首先大家先注册好kaggle账号，并找到房价预测的比赛，下面的是对应的网址https://www.kaggle.com/competitions/house-prices-advanced-regression-techniques/overview

找到data下的test.csv和train.csv并下载到你project包的data包内

2、数据预处理

先导入必要的一些包

import numpy as np
import pandas as pd
import torch
from torch import nn
from d2l import torch as d2l

先用两个变量接收训练集和测试集，然后再把两个集合的特征提取出来进行操作。主要是将特征归一化，用特征减去均值再除以标准差，得到一个服从正态分布（0，1）的特征集；然后将特征里的缺失值置为0，方便后面计算；最后处理非数值型的特征，调用pandas的get_dummies()方法将其转化为独热编码。

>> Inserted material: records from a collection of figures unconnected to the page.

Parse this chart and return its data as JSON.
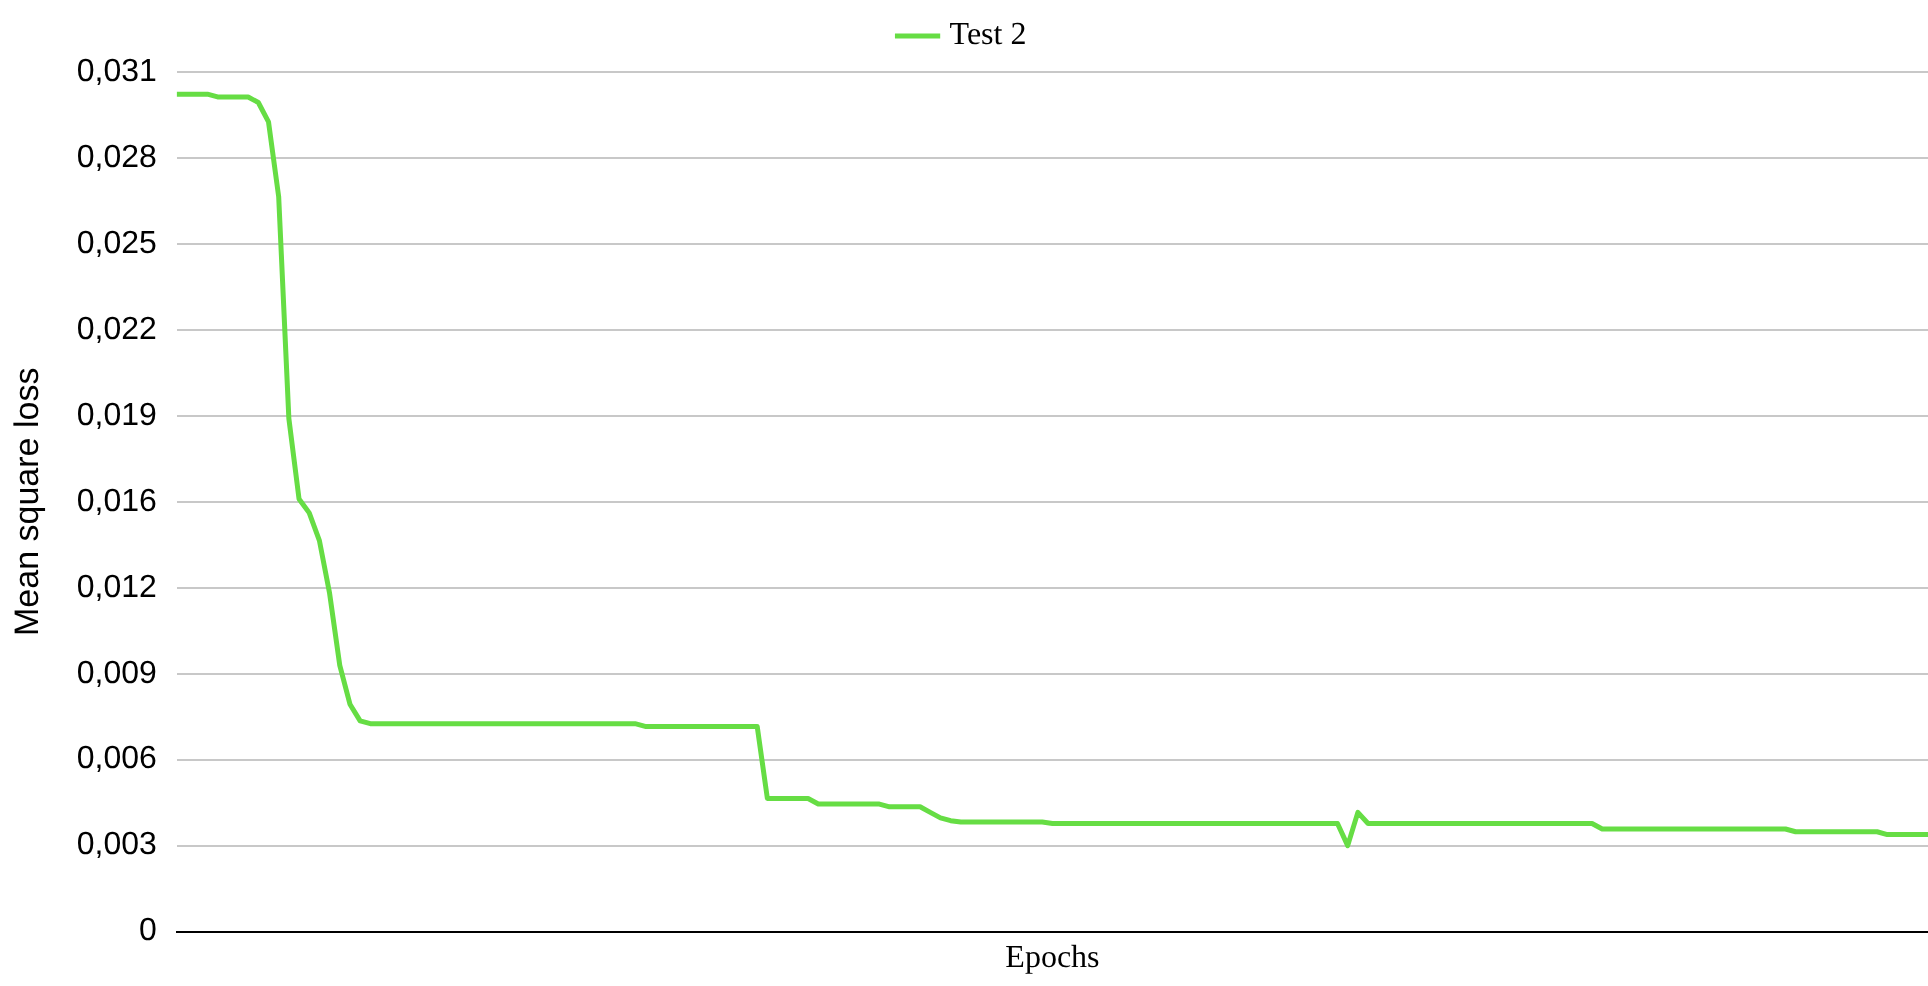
{
  "chart_data": {
    "type": "line",
    "xlabel": "Epochs",
    "ylabel": "Mean square loss",
    "categories": [
      null,
      null,
      null,
      null,
      null,
      null,
      null,
      null,
      null,
      null,
      null,
      null,
      null,
      null,
      null,
      null,
      null,
      null,
      null,
      null,
      null,
      null,
      null,
      null,
      null,
      null,
      null,
      null,
      null,
      null,
      null,
      null,
      null,
      null,
      null,
      null,
      null,
      null,
      null,
      null,
      null,
      null,
      null,
      null,
      null,
      null,
      null,
      null,
      null,
      null,
      null,
      null,
      null,
      null,
      null,
      null,
      null,
      null,
      null,
      null,
      null,
      null,
      null,
      null,
      null,
      null,
      null,
      null,
      null,
      null,
      null,
      null,
      null,
      null,
      null,
      null,
      null,
      null,
      null,
      null,
      null,
      null,
      null,
      null,
      null,
      null,
      null,
      null,
      null,
      null,
      null,
      null,
      null,
      null,
      null,
      null,
      null,
      null,
      null,
      null,
      null,
      null,
      null,
      null,
      null,
      null,
      null,
      null,
      null,
      null,
      null,
      null,
      null,
      null,
      null,
      null,
      null,
      null,
      null,
      null,
      null,
      null,
      null,
      null,
      null,
      null,
      null,
      null,
      null,
      null,
      null,
      null,
      null,
      null,
      null,
      null,
      null,
      null,
      null,
      null,
      null,
      null,
      null,
      null,
      null,
      null,
      null,
      null,
      null,
      null,
      null,
      null,
      null,
      null,
      null,
      null,
      null,
      null,
      null,
      null,
      null,
      null,
      null,
      null,
      null,
      null,
      null,
      null,
      null,
      null,
      null,
      null,
      null
    ],
    "series": [
      {
        "name": "Test 2",
        "color": "#66dd44",
        "values": [
          0.0302,
          0.0302,
          0.0302,
          0.0302,
          0.0301,
          0.0301,
          0.0301,
          0.0301,
          0.0299,
          0.0292,
          0.0265,
          0.0185,
          0.0156,
          0.0151,
          0.0141,
          0.0122,
          0.0096,
          0.0082,
          0.0076,
          0.0075,
          0.0075,
          0.0075,
          0.0075,
          0.0075,
          0.0075,
          0.0075,
          0.0075,
          0.0075,
          0.0075,
          0.0075,
          0.0075,
          0.0075,
          0.0075,
          0.0075,
          0.0075,
          0.0075,
          0.0075,
          0.0075,
          0.0075,
          0.0075,
          0.0075,
          0.0075,
          0.0075,
          0.0075,
          0.0075,
          0.0075,
          0.0074,
          0.0074,
          0.0074,
          0.0074,
          0.0074,
          0.0074,
          0.0074,
          0.0074,
          0.0074,
          0.0074,
          0.0074,
          0.0074,
          0.0048,
          0.0048,
          0.0048,
          0.0048,
          0.0048,
          0.0046,
          0.0046,
          0.0046,
          0.0046,
          0.0046,
          0.0046,
          0.0046,
          0.0045,
          0.0045,
          0.0045,
          0.0045,
          0.0043,
          0.0041,
          0.004,
          0.00395,
          0.00395,
          0.00395,
          0.00395,
          0.00395,
          0.00395,
          0.00395,
          0.00395,
          0.00395,
          0.0039,
          0.0039,
          0.0039,
          0.0039,
          0.0039,
          0.0039,
          0.0039,
          0.0039,
          0.0039,
          0.0039,
          0.0039,
          0.0039,
          0.0039,
          0.0039,
          0.0039,
          0.0039,
          0.0039,
          0.0039,
          0.0039,
          0.0039,
          0.0039,
          0.0039,
          0.0039,
          0.0039,
          0.0039,
          0.0039,
          0.0039,
          0.0039,
          0.0039,
          0.0031,
          0.0043,
          0.0039,
          0.0039,
          0.0039,
          0.0039,
          0.0039,
          0.0039,
          0.0039,
          0.0039,
          0.0039,
          0.0039,
          0.0039,
          0.0039,
          0.0039,
          0.0039,
          0.0039,
          0.0039,
          0.0039,
          0.0039,
          0.0039,
          0.0039,
          0.0039,
          0.0039,
          0.0039,
          0.0037,
          0.0037,
          0.0037,
          0.0037,
          0.0037,
          0.0037,
          0.0037,
          0.0037,
          0.0037,
          0.0037,
          0.0037,
          0.0037,
          0.0037,
          0.0037,
          0.0037,
          0.0037,
          0.0037,
          0.0037,
          0.0037,
          0.0036,
          0.0036,
          0.0036,
          0.0036,
          0.0036,
          0.0036,
          0.0036,
          0.0036,
          0.0036,
          0.0035,
          0.0035,
          0.0035,
          0.0035,
          0.0035
        ]
      }
    ],
    "ylim": [
      0,
      0.031
    ],
    "yticks": [
      0,
      {
        "value": 0.0031,
        "label": "0,003"
      },
      {
        "value": 0.0062,
        "label": "0,006"
      },
      {
        "value": 0.0093,
        "label": "0,009"
      },
      {
        "value": 0.0124,
        "label": "0,012"
      },
      {
        "value": 0.0155,
        "label": "0,016"
      },
      {
        "value": 0.0186,
        "label": "0,019"
      },
      {
        "value": 0.0217,
        "label": "0,022"
      },
      {
        "value": 0.0248,
        "label": "0,025"
      },
      {
        "value": 0.0279,
        "label": "0,028"
      },
      {
        "value": 0.031,
        "label": "0,031"
      }
    ],
    "grid": "y",
    "legend": "top",
    "tick_labels": "y",
    "marker": "none",
    "line_style": "solid"
  }
}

处理完特征之后，就可以转为tensor张量的类型方便后面训练模型，从而得到train_features, train_labels, test_features三个张量

train_data = pd.read_csv('data/train.csv')
test_data = pd.read_csv('data/test.csv')

# print(train_data.iloc[0:4, [0, 1, 2, 3, -3, -2, -1]])
all_features = pd.concat((train_data.iloc[:, 1:-1], test_data.iloc[:, 1, ]))
# 数据预处理
numeric_features = all_features.dtypes[all_features.dtypes != 'object'].index
all_features[numeric_features] = all_features[numeric_features].apply(
    lambda x: (x - x.mean()) / (x.std())
)
# 在标准化之后，所有数据都意味着消失，因此我们可以将缺失值na设置为0
all_features[numeric_features] = all_features[numeric_features].fillna(0)
# 处理离散值,比如MSZoning包含值RL和RM，通过调用pandas的方法get_dummies创建MSZoning_RL和MSZoningRM，分别设置为1，0，这个就叫独热编码
all_features = pd.get_dummies(all_features, dummy_na=True)
# print(all_features.shape)
# 将特征转换为张量用于训练,通过values属性可以从pandas格式先转化为numpy，再转化为tensor
n_train = train_data.shape[0]  # 行数
train_features = torch.tensor(
    all_features[:n_train].values, dtype=torch.float32)
train_labels = torch.tensor(
    train_data.SalePrice.values.reshape(-1, 1), dtype=torch.float32)
test_features = torch.tensor(
    all_features[n_train:].values, dtype=torch.float32)

三、训练模型

训练模型首先要定义loss函数，网络模型，评估模型的函数

loss = nn.MSELoss()
in_features = train_features.shape[1]  # 列数


def get_net():
    net = nn.Sequential(
        nn.Linear(in_features, 1)
    )
    return net


def log_rmse(net, features, labels):
    # 将net(features)的输出限制在1和正无穷之间,确保log大于0
    clipped_preds = torch.clamp(net(features), 1, float('inf'))
    rmse = torch.sqrt(loss(torch.log(clipped_preds), torch.log(labels)))
    return rmse.item()

接着就是定义训练模型函数，从而计算出训练集和测试集的损失误差，先将训练集的特征和标签分成batch_size大小的几组张量，在定义优化器（此处使用Adam优化器），然后开始训练模型（一共训练num_epochs次），训练过程就是先置梯度为0->forward传递计算loss->反向传播更新权重，每完成一次就将算出来的误差添加到后面，最后返回两个集合的误差。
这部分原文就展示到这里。